それでも、ダークネスブレイドが少しでも元気になってくれるなら。
そう思っていたのに、顎に手をあてて考えこんでいた彼から返ってきたのは、想定外の反応だった。
「それは…まだチャンスがある、ということだろうか」
「えっ」
なにかを期待する眼差しがじっとこちらを見つめている。
ワンテンポ遅れて、じわじわと首から上に熱が溜まっていく。
確かに。確かにさっきの発言はそういう風にとれなくもないけど。
(――ポ、ポジティブ…!)
手痛い空振りを重ねて尚、この恋を続けようというのか。
その前向きさはどこからくるのか。
やっぱりこの人相当変わってる。
しかし、そう思いながら心が動いてしまっている自分もどっこいどっこいなのかもしれない。
「えっと…お、お友達からお願いします」
もじもじしながらそう言うと、大人びて見えた無表情が僅かに和らぎ、中学の頃の面影が過った。
思えばその頃から、ナマエが彼のことを忘れてしまってからも、ずっと好きでいてくれたのだ。

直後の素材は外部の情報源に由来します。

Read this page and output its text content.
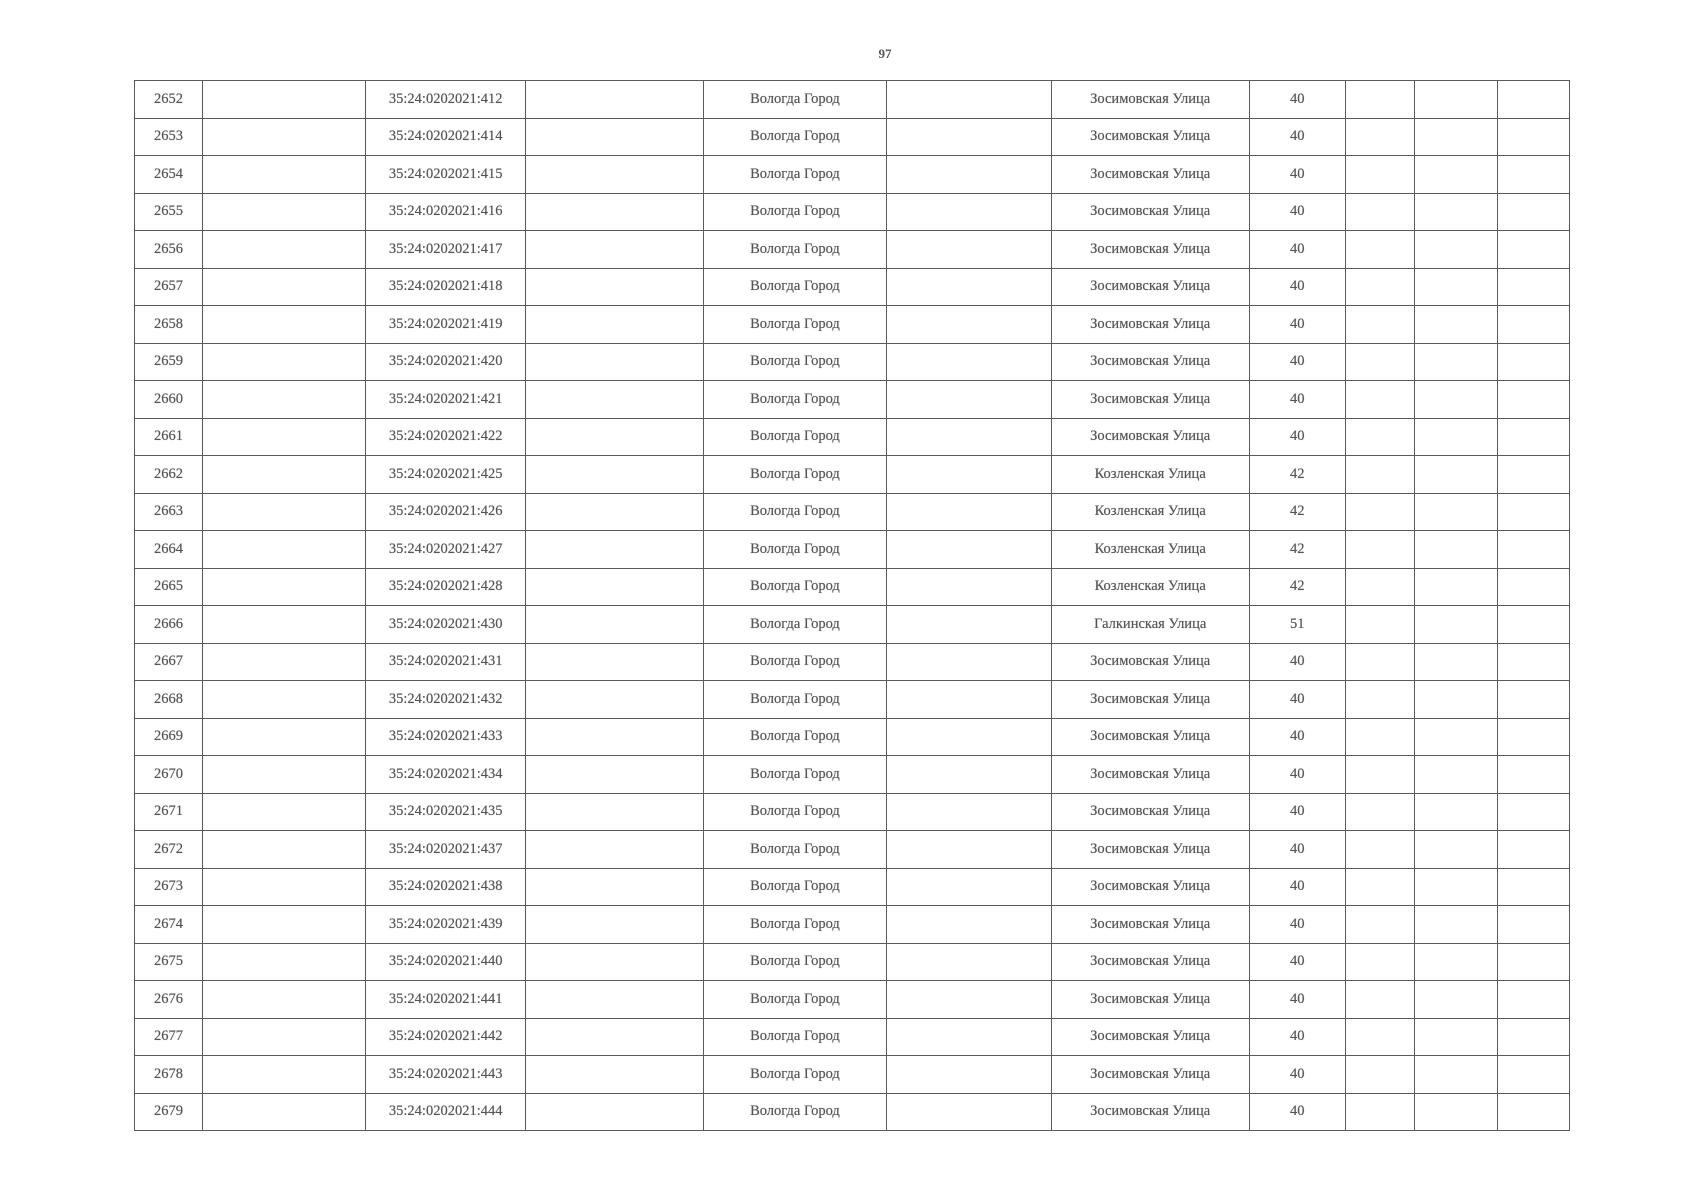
97
2652		35:24:0202021:412		Вологда Город		Зосимовская Улица	40			
2653		35:24:0202021:414		Вологда Город		Зосимовская Улица	40			
2654		35:24:0202021:415		Вологда Город		Зосимовская Улица	40			
2655		35:24:0202021:416		Вологда Город		Зосимовская Улица	40			
2656		35:24:0202021:417		Вологда Город		Зосимовская Улица	40			
2657		35:24:0202021:418		Вологда Город		Зосимовская Улица	40			
2658		35:24:0202021:419		Вологда Город		Зосимовская Улица	40			
2659		35:24:0202021:420		Вологда Город		Зосимовская Улица	40			
2660		35:24:0202021:421		Вологда Город		Зосимовская Улица	40			
2661		35:24:0202021:422		Вологда Город		Зосимовская Улица	40			
2662		35:24:0202021:425		Вологда Город		Козленская Улица	42			
2663		35:24:0202021:426		Вологда Город		Козленская Улица	42			
2664		35:24:0202021:427		Вологда Город		Козленская Улица	42			
2665		35:24:0202021:428		Вологда Город		Козленская Улица	42			
2666		35:24:0202021:430		Вологда Город		Галкинская Улица	51			
2667		35:24:0202021:431		Вологда Город		Зосимовская Улица	40			
2668		35:24:0202021:432		Вологда Город		Зосимовская Улица	40			
2669		35:24:0202021:433		Вологда Город		Зосимовская Улица	40			
2670		35:24:0202021:434		Вологда Город		Зосимовская Улица	40			
2671		35:24:0202021:435		Вологда Город		Зосимовская Улица	40			
2672		35:24:0202021:437		Вологда Город		Зосимовская Улица	40			
2673		35:24:0202021:438		Вологда Город		Зосимовская Улица	40			
2674		35:24:0202021:439		Вологда Город		Зосимовская Улица	40			
2675		35:24:0202021:440		Вологда Город		Зосимовская Улица	40			
2676		35:24:0202021:441		Вологда Город		Зосимовская Улица	40			
2677		35:24:0202021:442		Вологда Город		Зосимовская Улица	40			
2678		35:24:0202021:443		Вологда Город		Зосимовская Улица	40			
2679		35:24:0202021:444		Вологда Город		Зосимовская Улица	40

カッコつけかと思いきや変なところで一途で、よくわからない人。
不意にお腹からきゅーと恥ずかしい音が鳴った。
「あ」
気づけばもう昼飯時を過ぎている。道理で空腹なわけだ。
なにもこんなタイミングで鳴らなくて良いのに、と思いながら弁解する。
「ごめん、バイトの日はいつも賄いでお昼食べるんだけど、量が多いから朝ご飯少なめにしてるんだよね。だからかな~あはは…」
若干早口になりつつ、今日はバイトも休むことになってしまったしお昼どうしよう、と考えていると、ダークネスブレイドがおもむろに口を開いた。
「もし、良かったら」
妙に力の入った表情に、思わず口を紡ぐ。
その顔のまま沈黙していた後、ダークネスブレイドは重々しく口を開いた。
「…と、共に優雅なる晩餐に興じ、鳴り止まぬ腹の音を鎮めにいかないか」
「そこは普通で良かったんじゃないかな…ていうか晩餐って晩ご飯のことだよ」
やっぱり彼の考えるカッコよさはなかなか理解できそうにない。
それでも、これから楽しくなりそうな予感に胸が弾むナマエだった。